Posted by: Vermillion at June 30, 2009 10:23 PM

On behalf of all Midwesterners and to those who playfully overemphasize the long "O", the correct pronunciation of "Fargo" is /fuhk-off/.

Posted by: branded at June 30, 2009 10:25 PM

Eyvi--in the UK, aluminum actually is spelled with a second "I" (i.e., "aluminium"). I had a British chem prof who pronounced it like that, and it was many years before I found out that he wasn't (entirely) crazy.

Posted by: meaux at June 30, 2009 10:25 PM

I think the whole "Eye-rack" thing is a military in-joke. People in the military are aware that many civilians assume they are not too bright or well-educated, and they play with that concept amongst themselves. (I was never in the service but I grew up in NC and there are a lot of military and ex-military where I live now.)

Posted by: Jerce at June 30, 2009 10:26 PM

Kate that's one thing that has ALWAYS bugged me about English.

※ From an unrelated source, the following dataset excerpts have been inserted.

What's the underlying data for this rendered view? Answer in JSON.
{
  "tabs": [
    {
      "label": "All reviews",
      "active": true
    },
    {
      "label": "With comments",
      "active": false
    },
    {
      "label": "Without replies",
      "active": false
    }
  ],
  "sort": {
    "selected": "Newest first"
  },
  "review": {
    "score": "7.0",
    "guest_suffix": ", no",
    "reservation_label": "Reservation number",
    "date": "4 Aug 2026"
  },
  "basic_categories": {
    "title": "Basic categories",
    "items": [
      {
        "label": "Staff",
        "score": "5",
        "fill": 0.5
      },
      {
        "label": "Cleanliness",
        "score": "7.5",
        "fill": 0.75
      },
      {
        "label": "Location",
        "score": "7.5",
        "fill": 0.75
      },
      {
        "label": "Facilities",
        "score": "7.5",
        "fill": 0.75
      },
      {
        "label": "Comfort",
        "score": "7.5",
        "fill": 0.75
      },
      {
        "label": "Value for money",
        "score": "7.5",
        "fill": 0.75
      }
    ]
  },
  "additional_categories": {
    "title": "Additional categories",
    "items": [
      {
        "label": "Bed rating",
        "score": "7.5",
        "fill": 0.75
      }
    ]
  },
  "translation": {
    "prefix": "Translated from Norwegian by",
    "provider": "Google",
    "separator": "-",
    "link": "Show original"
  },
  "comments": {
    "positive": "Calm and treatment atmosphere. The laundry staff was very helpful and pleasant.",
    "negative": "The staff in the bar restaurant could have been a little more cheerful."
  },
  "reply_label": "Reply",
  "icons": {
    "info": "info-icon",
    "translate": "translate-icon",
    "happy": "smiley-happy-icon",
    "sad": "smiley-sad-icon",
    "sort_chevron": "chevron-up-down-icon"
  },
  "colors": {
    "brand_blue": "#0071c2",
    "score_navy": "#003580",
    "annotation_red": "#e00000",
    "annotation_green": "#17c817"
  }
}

Pronounce it like it's written! it's easy! don't give me all these extra vowels and silent Hs and Ts and Ss. Listen, if you don't pronounce it like it's written, either change the spelling or don't yell at me because I don't understand your kooky language. Do you know how long it took me to figure out how to pronounce shit like "yacht"?

Stupid English. French is worse, but English is still annoying sometimes.

Posted by: figgy at June 30, 2009 10:26 PM

There is no such word as "alot" EVER!! It was, is and will always be "a lot"..or let's get creative and use the word "several". Should have WENT is never OK...It's should have GONE..God forbid we remember 3rd grade English class. And did anyone mention "pitcher" for picture? Talk about an eye twitch. And the "Real Housewives of New Jersey" is not "addicting", it's "addictive" (and horribly brain-numbing).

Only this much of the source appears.